While altitude equals options, approaches limit them. Encountering ice while maneuvering for the runway limits choices to either going missed and climbing or toughing it out until touchdown. A couple measures can limit time in the danger zone. Coordinate with ATC to eliminate holding. Ask if a wait is expected ahead. If so, ask if slowing early or holding at altitude is possible.

Once on the approach, don’t delay. Take vectors if available. Only partially configuring is also a good idea. Remember that icing can increase stall speed and extending flaps raises the potential of a tail-plane stall by increasing the angle-of-attack of the horizontal stabilizer.(See “Ice and Tail Stalls” in the December, 2014 IFR.)

The Winning Game
Safely flying into the icy grey yonder takes diligence and care. Easy and early wins create cavalier cowboys at the poker table and in an airplane. Professionals know long-term winners consistently put the odds in their favor. To increase your odds, take a close look at the weather, plan routes strategically, fly during the day, fly high, and minimize time on approaches.
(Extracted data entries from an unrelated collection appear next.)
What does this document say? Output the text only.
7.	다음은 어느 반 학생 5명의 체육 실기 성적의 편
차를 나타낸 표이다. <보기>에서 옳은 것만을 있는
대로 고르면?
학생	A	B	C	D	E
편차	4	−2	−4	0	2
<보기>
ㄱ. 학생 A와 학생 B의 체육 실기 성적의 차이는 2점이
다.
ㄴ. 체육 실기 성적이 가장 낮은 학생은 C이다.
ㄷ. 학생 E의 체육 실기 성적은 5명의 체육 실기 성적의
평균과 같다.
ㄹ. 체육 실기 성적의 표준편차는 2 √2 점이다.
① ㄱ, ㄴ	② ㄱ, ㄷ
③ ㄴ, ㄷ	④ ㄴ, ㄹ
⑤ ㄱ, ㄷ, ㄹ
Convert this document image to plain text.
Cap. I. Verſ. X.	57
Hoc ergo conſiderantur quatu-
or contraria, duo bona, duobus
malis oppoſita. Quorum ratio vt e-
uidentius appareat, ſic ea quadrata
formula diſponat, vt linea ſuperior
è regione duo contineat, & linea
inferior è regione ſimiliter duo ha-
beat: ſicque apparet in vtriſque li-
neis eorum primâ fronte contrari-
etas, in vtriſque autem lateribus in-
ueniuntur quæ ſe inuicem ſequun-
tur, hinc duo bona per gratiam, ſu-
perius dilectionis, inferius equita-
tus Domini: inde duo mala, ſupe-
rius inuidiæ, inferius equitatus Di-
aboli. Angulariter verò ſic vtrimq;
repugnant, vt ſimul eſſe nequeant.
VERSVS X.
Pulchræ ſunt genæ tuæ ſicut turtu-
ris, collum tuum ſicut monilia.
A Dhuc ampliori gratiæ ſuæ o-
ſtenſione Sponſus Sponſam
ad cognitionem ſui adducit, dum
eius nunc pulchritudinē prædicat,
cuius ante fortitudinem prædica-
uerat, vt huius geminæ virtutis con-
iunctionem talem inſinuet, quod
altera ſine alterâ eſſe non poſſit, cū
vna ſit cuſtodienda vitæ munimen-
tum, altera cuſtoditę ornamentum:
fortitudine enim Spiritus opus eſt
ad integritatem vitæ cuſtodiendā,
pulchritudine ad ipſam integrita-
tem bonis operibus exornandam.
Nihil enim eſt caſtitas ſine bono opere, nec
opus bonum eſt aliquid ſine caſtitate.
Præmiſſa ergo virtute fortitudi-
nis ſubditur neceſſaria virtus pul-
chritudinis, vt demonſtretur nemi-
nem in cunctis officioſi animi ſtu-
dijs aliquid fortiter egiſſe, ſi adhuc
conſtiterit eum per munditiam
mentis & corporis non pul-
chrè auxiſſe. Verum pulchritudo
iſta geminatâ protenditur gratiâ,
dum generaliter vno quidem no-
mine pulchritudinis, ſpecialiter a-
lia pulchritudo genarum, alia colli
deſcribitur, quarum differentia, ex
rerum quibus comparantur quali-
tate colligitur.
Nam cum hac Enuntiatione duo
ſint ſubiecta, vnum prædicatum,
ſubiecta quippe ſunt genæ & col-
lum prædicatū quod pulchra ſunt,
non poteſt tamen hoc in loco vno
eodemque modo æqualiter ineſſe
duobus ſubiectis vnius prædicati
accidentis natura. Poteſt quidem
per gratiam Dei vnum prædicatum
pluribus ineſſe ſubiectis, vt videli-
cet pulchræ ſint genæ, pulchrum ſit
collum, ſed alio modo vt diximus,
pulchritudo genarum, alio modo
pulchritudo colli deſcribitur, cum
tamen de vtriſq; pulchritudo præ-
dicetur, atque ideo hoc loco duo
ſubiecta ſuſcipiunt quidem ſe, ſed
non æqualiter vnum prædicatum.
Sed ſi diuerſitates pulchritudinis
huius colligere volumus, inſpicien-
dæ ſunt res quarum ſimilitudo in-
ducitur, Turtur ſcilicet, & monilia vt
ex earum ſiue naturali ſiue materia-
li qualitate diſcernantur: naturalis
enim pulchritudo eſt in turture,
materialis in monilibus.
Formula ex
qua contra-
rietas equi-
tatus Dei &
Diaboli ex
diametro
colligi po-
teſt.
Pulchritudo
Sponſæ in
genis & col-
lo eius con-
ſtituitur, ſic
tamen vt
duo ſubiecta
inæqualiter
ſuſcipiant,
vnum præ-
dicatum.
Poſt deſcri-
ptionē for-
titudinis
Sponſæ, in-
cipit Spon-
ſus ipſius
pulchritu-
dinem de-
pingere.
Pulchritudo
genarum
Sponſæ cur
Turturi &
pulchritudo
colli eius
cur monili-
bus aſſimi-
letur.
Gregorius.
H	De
Before flight, identify areas of actual and potential icing. When planning a route, stay out of actual icing and look for a course with the lowest MEAs and most alternate airports. In the air, fly high to have altitude to play with and check weather around your destination. Options are limited once starting an approach. Limit the time low and slow by coordinating with ATC, utilizing vectors and using only partial flaps. By taking these steps, you can fly the frigid skies and find the happy medium between coward and cowboy.

Besides strongly believing that ice is best left to cocktails, Jordan Miller prefers the full hot-wing setup on the Airbuses he flies for a major U.S. airline.